Sacrifici da un Governo che non ricerca il consenso

Dovremmo definirlo "Governo del Presidente". Quando il Presidente della Repubblica ha nominato Mario Monti "senatore a vita" è stato evidente che Napolitano stava per incaricare il professore di formare un Governo destinato a segnare una profonda discontinuità nella politica nazionale. Per l’on. Berlusconi le dimissioni sono diventate inevitabili. Un ciclo della vita politica stava per concludersi, anche se non si era ancora delineata una vera alternativa al regime berlusconiano. L’Italia non poteva affogare nella crisi senza neppure tentare di riconquistare la credibilità perduta, e questo compito è stato assegnato a Monti: porre rimedio ai guasti del populismo, resistere all’attacco della speculazione finanziaria, rimettere in ordine i conti dello Stato.

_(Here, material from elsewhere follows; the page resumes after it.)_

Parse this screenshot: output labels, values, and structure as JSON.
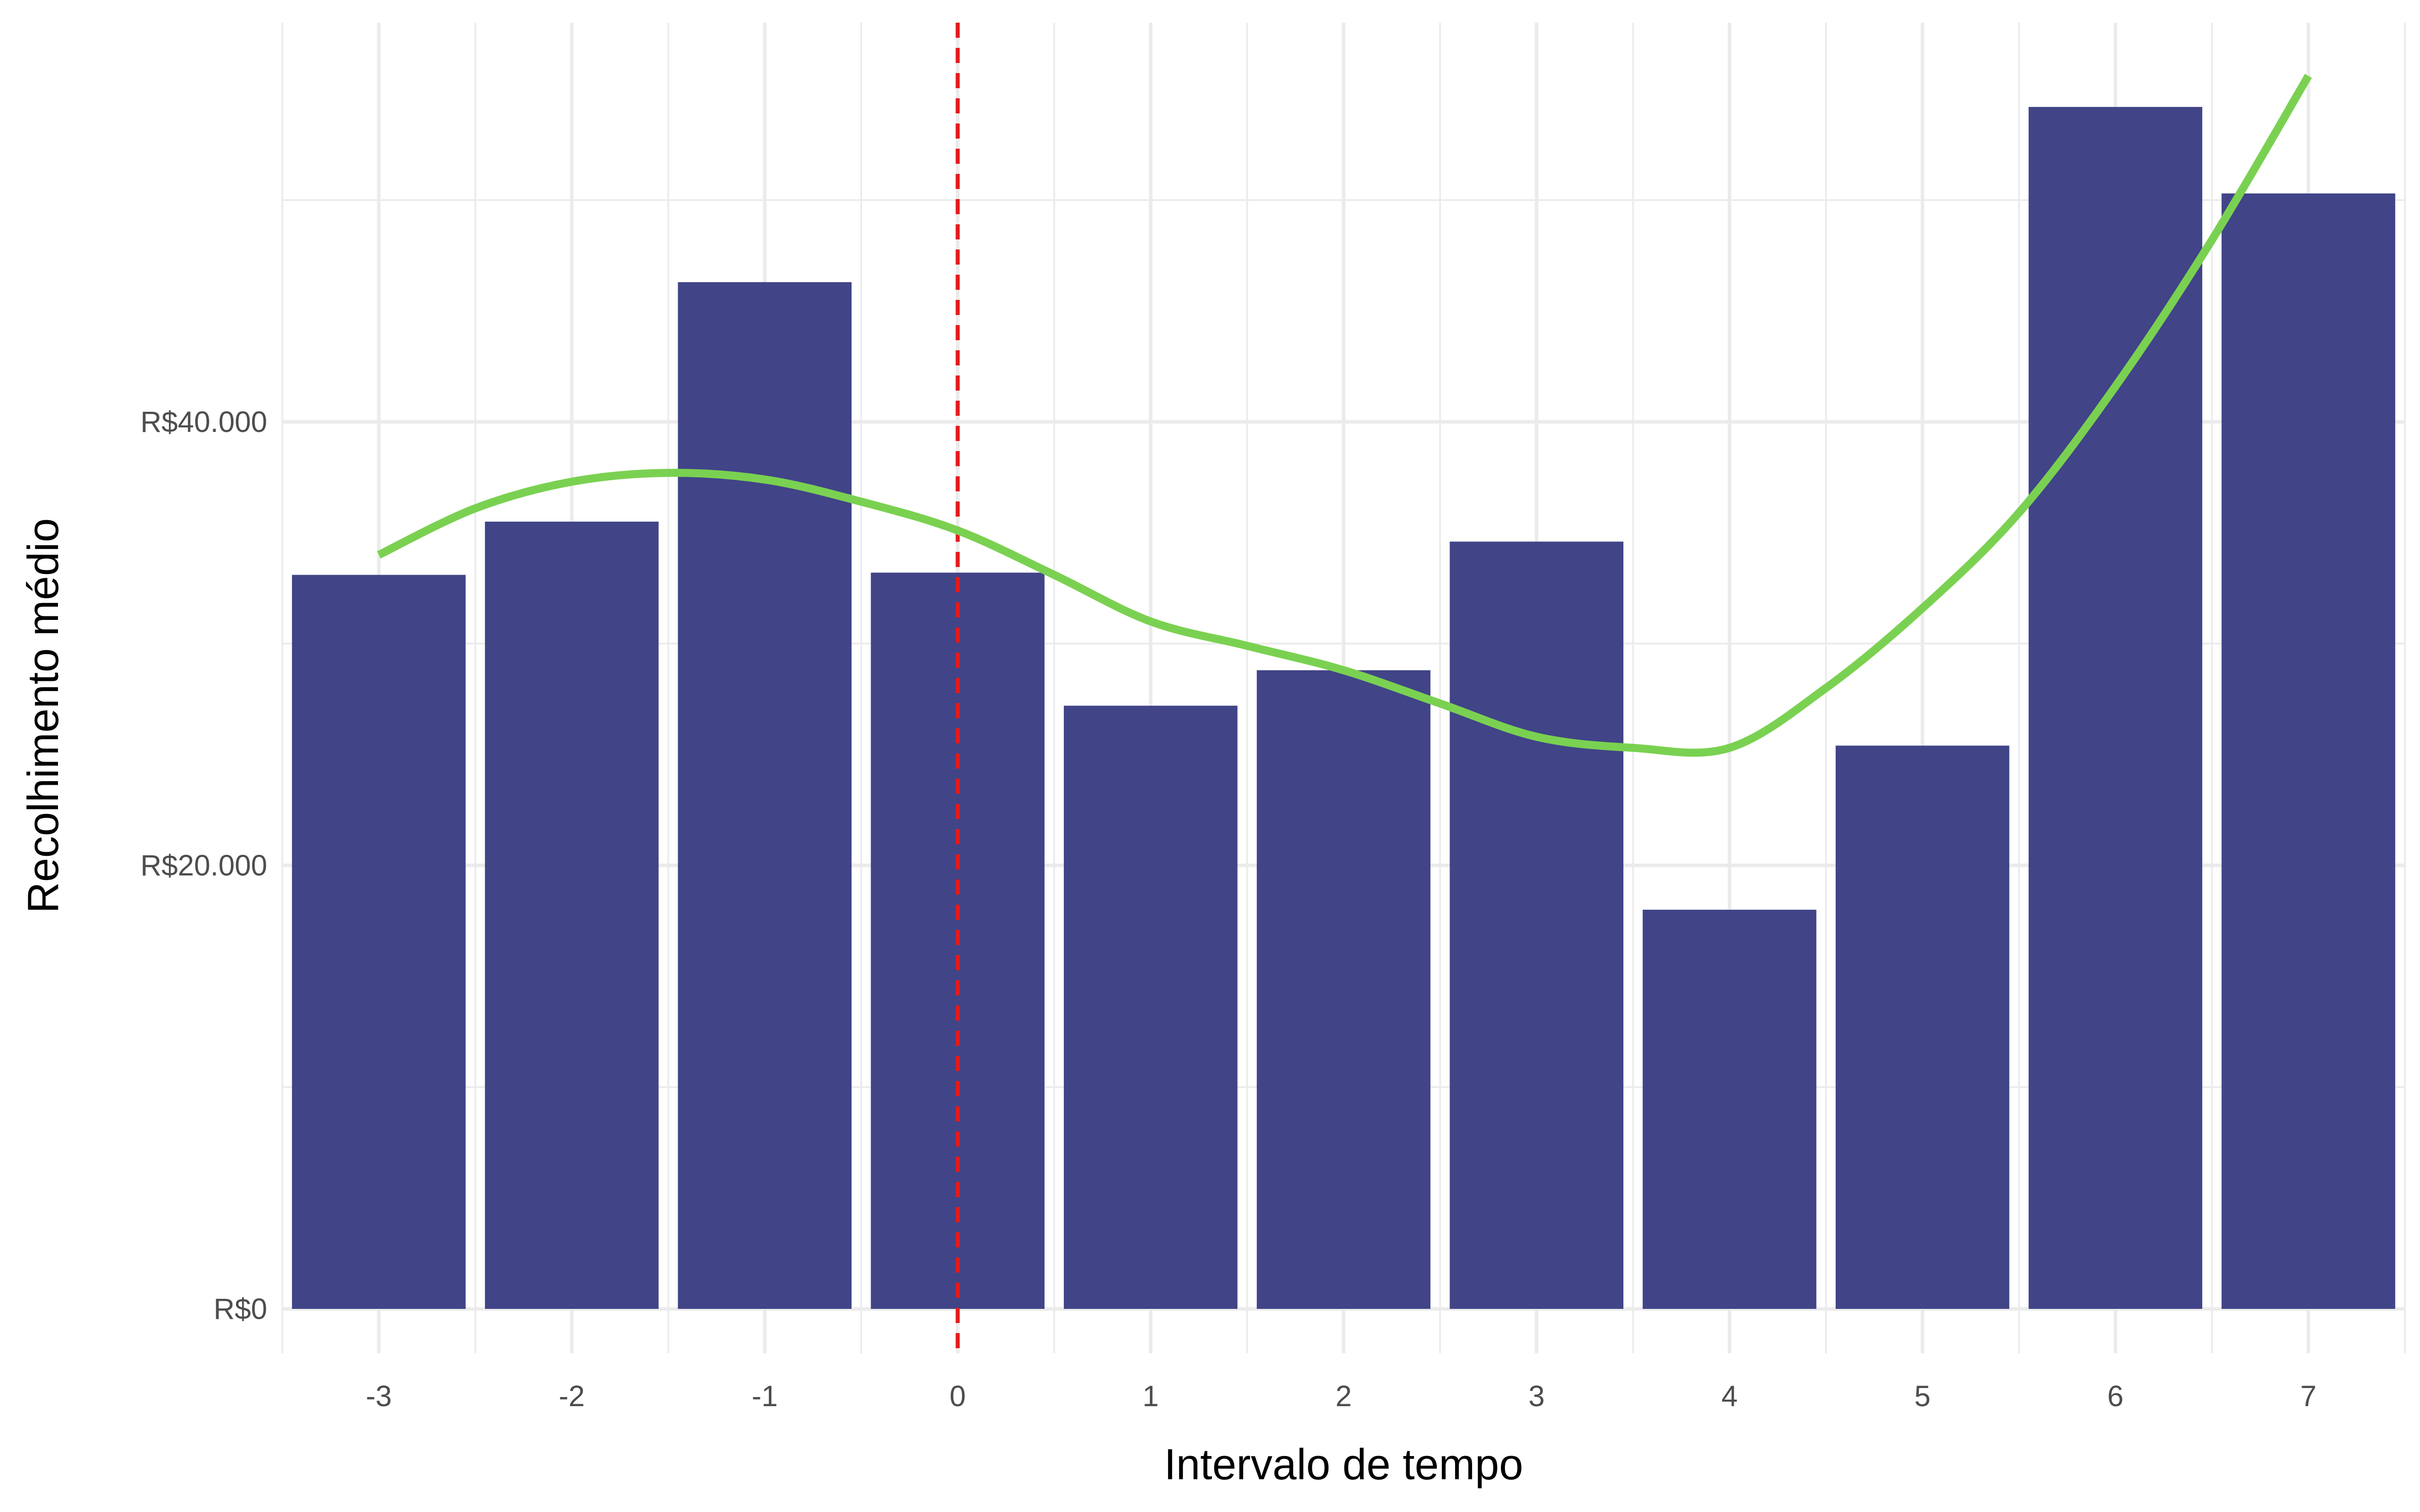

Il Governo Monti è nato sulla maggioranza parlamentare più vasta, ma anche più fragile, della storia repubblicana. All’opposizione resta la Lega, preoccupata soprattutto di fare dimenticare ai padani la lunga alleanza con Berlusconi.
Per descrivere la convergenza di due opposti schieramenti politici a sostegno di un Governo di cui non sono parte, potremmo parlare di "divergenze parallele"… Monti preferisce parlare di impegno nazionale, e fa appello alla coesione sociale. La Seconda Repubblica, nata all’insegna di un bipolarismo che doveva mettere fuori gioco il centro e costringere gli elettori a scegliere tra destra e sinistra, finisce costringendo la destra e la sinistra a votare la fiducia ad un Governo che non è di sinistra e neppure di destra. Questa crisi ha a che fare con il convegno di Todi, con il delinearsi di una nuova presenza dei cattolici nella vita sociale del Paese? In realtà le scelte che Monti dovrà compiere per evitare il default dell’euro sono scelte obbligate. Solo un Governo che non ricerca il consenso degli elettori può decidere pesanti sacrifici. Monti sa bene che, finita la luna di miele, potrebbe essere sfiduciato per ragioni elettorali che riguardano la destra o la sinistra. Ma in quel caso il Parlamento prima di staccare la spina dovrà riflettere su cosa potrebbero pensare gli elettori.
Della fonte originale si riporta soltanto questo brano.